In our case we observed no vasospasm, the intracerebral haematoma was small and the main portion was not immediately adjacent to the aneurysm. Additionally, despite a technically good angiography there was no contrast filling of the aneurysm on the first angiogram.

Thus, the aneurysm either was not present during the first angiography and developed later, or it did not fill with contrast media. Since neither the aneurysm location9, nor the distribution of the SAH suggest a traumatic origin, the latter explanation appears more probable. In addition, a rupture of an aneurysm at the top of the ICA siphon could very well be the origin of the frontal intracerebral haematoma. Also, in the first CT scan, performed without contrast injection, a rounded shape is faintly visible in the same location (figure 1).

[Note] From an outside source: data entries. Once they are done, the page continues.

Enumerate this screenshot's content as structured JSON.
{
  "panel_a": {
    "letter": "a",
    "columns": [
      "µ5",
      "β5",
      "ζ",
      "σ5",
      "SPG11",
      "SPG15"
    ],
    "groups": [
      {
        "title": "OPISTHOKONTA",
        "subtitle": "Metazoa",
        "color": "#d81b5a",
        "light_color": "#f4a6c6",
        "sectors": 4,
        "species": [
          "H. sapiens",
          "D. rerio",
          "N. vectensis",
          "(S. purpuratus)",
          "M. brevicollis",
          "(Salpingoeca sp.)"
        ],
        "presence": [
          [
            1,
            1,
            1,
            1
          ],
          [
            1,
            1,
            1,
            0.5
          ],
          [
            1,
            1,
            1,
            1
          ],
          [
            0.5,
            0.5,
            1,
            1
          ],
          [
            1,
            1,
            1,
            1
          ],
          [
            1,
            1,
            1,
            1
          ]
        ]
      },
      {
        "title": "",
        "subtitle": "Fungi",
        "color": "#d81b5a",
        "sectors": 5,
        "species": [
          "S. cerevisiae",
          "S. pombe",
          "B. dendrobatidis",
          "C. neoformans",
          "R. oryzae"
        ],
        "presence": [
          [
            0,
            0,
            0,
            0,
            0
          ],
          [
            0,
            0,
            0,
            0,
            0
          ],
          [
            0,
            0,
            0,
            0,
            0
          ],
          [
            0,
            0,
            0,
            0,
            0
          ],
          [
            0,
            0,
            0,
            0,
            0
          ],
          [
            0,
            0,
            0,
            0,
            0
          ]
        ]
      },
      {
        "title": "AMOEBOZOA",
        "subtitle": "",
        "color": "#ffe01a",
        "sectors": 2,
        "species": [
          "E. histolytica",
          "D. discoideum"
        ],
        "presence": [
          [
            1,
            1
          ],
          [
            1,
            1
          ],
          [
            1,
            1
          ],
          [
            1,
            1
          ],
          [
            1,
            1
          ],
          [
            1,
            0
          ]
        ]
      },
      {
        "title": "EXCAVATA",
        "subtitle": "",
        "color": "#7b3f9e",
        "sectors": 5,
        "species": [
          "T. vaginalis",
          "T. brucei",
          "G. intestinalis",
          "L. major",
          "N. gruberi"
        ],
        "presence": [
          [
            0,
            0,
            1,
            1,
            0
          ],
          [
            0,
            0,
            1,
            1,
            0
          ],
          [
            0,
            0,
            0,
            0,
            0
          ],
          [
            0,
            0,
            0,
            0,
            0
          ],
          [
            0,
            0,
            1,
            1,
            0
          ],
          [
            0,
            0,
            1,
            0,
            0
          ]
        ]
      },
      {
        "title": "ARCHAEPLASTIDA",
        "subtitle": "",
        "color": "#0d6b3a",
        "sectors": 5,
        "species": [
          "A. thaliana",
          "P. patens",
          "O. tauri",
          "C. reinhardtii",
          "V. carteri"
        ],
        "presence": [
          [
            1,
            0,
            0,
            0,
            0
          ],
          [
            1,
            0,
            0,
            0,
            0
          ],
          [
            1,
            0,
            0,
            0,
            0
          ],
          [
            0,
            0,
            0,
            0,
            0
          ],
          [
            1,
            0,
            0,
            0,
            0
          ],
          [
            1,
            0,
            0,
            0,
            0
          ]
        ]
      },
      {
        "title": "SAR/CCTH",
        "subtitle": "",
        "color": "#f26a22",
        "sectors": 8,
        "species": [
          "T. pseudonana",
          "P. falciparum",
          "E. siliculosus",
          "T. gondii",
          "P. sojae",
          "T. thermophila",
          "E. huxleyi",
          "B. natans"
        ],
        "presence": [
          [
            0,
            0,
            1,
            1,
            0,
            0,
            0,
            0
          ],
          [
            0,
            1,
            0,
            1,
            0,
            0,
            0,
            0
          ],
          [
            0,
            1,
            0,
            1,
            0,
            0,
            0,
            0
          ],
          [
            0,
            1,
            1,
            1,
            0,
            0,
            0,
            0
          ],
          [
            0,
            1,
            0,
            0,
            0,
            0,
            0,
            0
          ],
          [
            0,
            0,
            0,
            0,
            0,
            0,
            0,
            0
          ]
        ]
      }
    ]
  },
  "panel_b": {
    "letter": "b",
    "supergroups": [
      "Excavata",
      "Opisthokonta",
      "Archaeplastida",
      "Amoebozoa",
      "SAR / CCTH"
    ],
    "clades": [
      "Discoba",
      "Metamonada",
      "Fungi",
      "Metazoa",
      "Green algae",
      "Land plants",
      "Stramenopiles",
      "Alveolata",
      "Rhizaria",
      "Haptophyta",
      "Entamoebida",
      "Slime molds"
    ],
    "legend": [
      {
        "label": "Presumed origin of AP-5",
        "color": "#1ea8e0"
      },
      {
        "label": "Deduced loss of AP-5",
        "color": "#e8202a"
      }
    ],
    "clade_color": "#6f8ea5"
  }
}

Consequently it seems likely that the aneurysm thrombosed spontaneously after the first SAH and then recanalized and ruptured a second time. One could speculate about an ongoing vascular dysplastic process with a haemorrhage, late emergence of an aneurysm and rehaemorrhage. However, apart from the unusual patient history there was no indication of such a process.

There are reports that MRI may be useful in the work-up of patients with SAH and normal angiography 10-12. This patient was however never investigated with MRI.

In conclusion even a high quality angiography may occasionally be insufficient to demonstrate even a fairly large aneurysm. In those cases where there is a strong clinical suspicion of aneurysmal haemorrhage further investigation with MRI and repeat angiography may be warranted.